Friday, April 20, 2007

Workstation 6.0 and the death of irreproducible bugs

Have you ever dealt with an irreproducible bug? The one that hits once in a blue moon and hides when you try to use any debugging tools? Well, since we also get them in VMware, we decided to do something about it. So we combined the gdb support in Workstation 6.0 with the Record/Replay. The result allows you to record the execution triggering the bug and then debug it with gdb as many times as you want, each time getting 100% reproducibility.

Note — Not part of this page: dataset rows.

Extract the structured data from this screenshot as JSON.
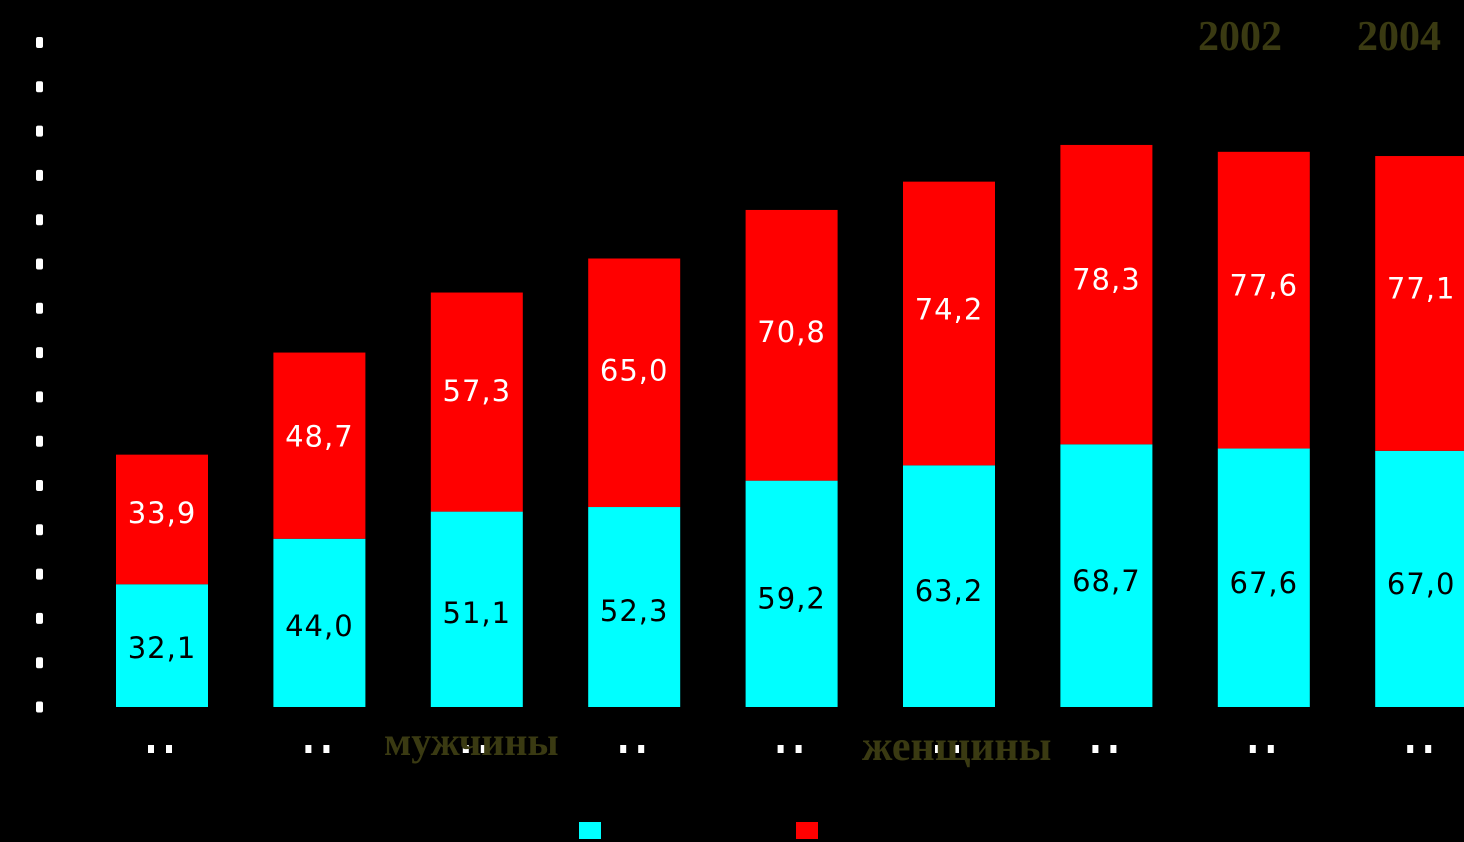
{
  "chart_data": {
    "type": "bar",
    "stacked": true,
    "series": [
      {
        "name": "мужчины",
        "color": "#00FFFF",
        "label_color": "#000000",
        "values": [
          32.1,
          44.0,
          51.1,
          52.3,
          59.2,
          63.2,
          68.7,
          67.6,
          67.0
        ],
        "labels": [
          "32,1",
          "44,0",
          "51,1",
          "52,3",
          "59,2",
          "63,2",
          "68,7",
          "67,6",
          "67,0"
        ]
      },
      {
        "name": "женщины",
        "color": "#FF0000",
        "label_color": "#FFFFFF",
        "values": [
          33.9,
          48.7,
          57.3,
          65.0,
          70.8,
          74.2,
          78.3,
          77.6,
          77.1
        ],
        "labels": [
          "33,9",
          "48,7",
          "57,3",
          "65,0",
          "70,8",
          "74,2",
          "78,3",
          "77,6",
          "77,1"
        ]
      }
    ],
    "visible_year_labels": [
      "2002",
      "2004"
    ],
    "grid": false,
    "legend_position": "bottom"
  }
}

You can use this feature to debug Linux kernel or Linux processes. I'll start with the kernel as it requires less preparation. Download latest build of Workstation here (or get evaluation copy). Add a line enabling debugger connection as described in previous post:

debugStub.listen.guest32=1

Prepare VM for recording (VM > Settings > Options > Snapshot/Replay > Enable execution record and replay). Record VM execution while reproducing a bug. Replay the recording, attach gdb and follow the execution of VM. All the usual gdb features work in Replay mode - breakpoints, ^C, single step, memory inspection, debugging with symbols, etc. One difference is that to preserve determinism debugger won't allow memory or register modifications.

When reproducing a bug you may want to skip the recording up to the point just before things go wrong. We added a few features to help with that. First, we made replay fast by making time run faster. You can increase and decrease the pace of time by using left and right arrows during replay or using this configuration file line (bigger argument - slower replay):

replay.halt_delay = 1000

We also added a command to indicate a recording position:

(gdb) monitor position

and a command that activates a breakpoint at a given position:

(gdb) monitor stopat 10000

For example, when debugging Linux driver issues, I set a breakpoint in die() and similar functions, replay it once and use "monitor position". Then I replay again and use "monitor stopat" at position a few thousand units before die() and step from there.

You can also make debugger jump forward by several units using incremental form of stopat:

(gdb) monitor stopat +100
(gdb) continue

The caveats. Some devices are not supported; no support for 64-bit or SMP. Recording slows down virtual machine (a little) and requires disk space, but not by that much. This feature is experimental but we'll be happy to hear from you if you need help.

Next, I am going to post about application debugging. Debugger lives outside of the virtual machine, so to debug the processes it needs some information about the kernel you are using.

Tuesday, April 17, 2007

Debugging Linux kernels with Workstation 6.0

We just quietly added an exciting feature to Workstation 6.0. I believe it will make WS6 a great tool for Linux kernel development. You can now use gdb on your host to debug the Linux kernel running inside the VM. No kdb, no recompiling and no need for second machine. All you need is a single line in VM's configuration file.

To use the new feature, grab the latest build of Workstation here, or free 30-day evaluation here. Put this line into configuration file of your Linux VM:

debugStub.listen.guest32=1

Now whenever you run the virtual machine, you'll see the following in the vmware.log file (debug builds will also print this message to Host console):

VMware Workstation is listening for debug connection on port 8832.

Run gdb on the Host, reference it to the kernel with symbols and attach to the virtual machine:

% gdb
(gdb) file vmlinux-2.4.21-27.EL.debug
(gdb) target remote localhost:8832

That's it. The VM is blocked now, so you can "continue" it and "^C" back to gdb. Breakpoints, single step, memory inspection - all this works as usual. If you have SMP VM, then each VCPU is mapped on a thread, so use "info threads" and "thread NN" to switch between them.

Debugging the 64-bit kernel works in the same way, except you need to use a different option:

debugStub.listen.guest64=1

and connect to port 8864. Since gdb starts in 32-bit mode by default, you may also need to switch it to i386:x64-64 before connecting:

(gdb) set architecture i386:x86-64
(gdb) target remote localhost:8864

The kernels with symbols are sadly lacking on most distributions, but if you use RHEL then this website may help (look for kernel-debuginfo rpm):

http://people.redhat.com/duffy/debuginfo/index-js.html

The gdb support in WS6 is experimental, so there may be rough edges here and there. Please post on community forums if something doesn't work right or if you have a suggestion:

http://communities.vmware.com/community/vmtn/general/guestdebugmonitor

There are more debugging specific features in WS6 (for example, you can use gdb hand-in-hand with Record/Replay!). I will describe them shortly.

Updated 4/20/07: added explanation of 64-bit support.
Updated 5/14/07: release build prints "waiting for gdb" message into vmware.log only.
Updated 7/24/07: pointers to new build and discussion forum.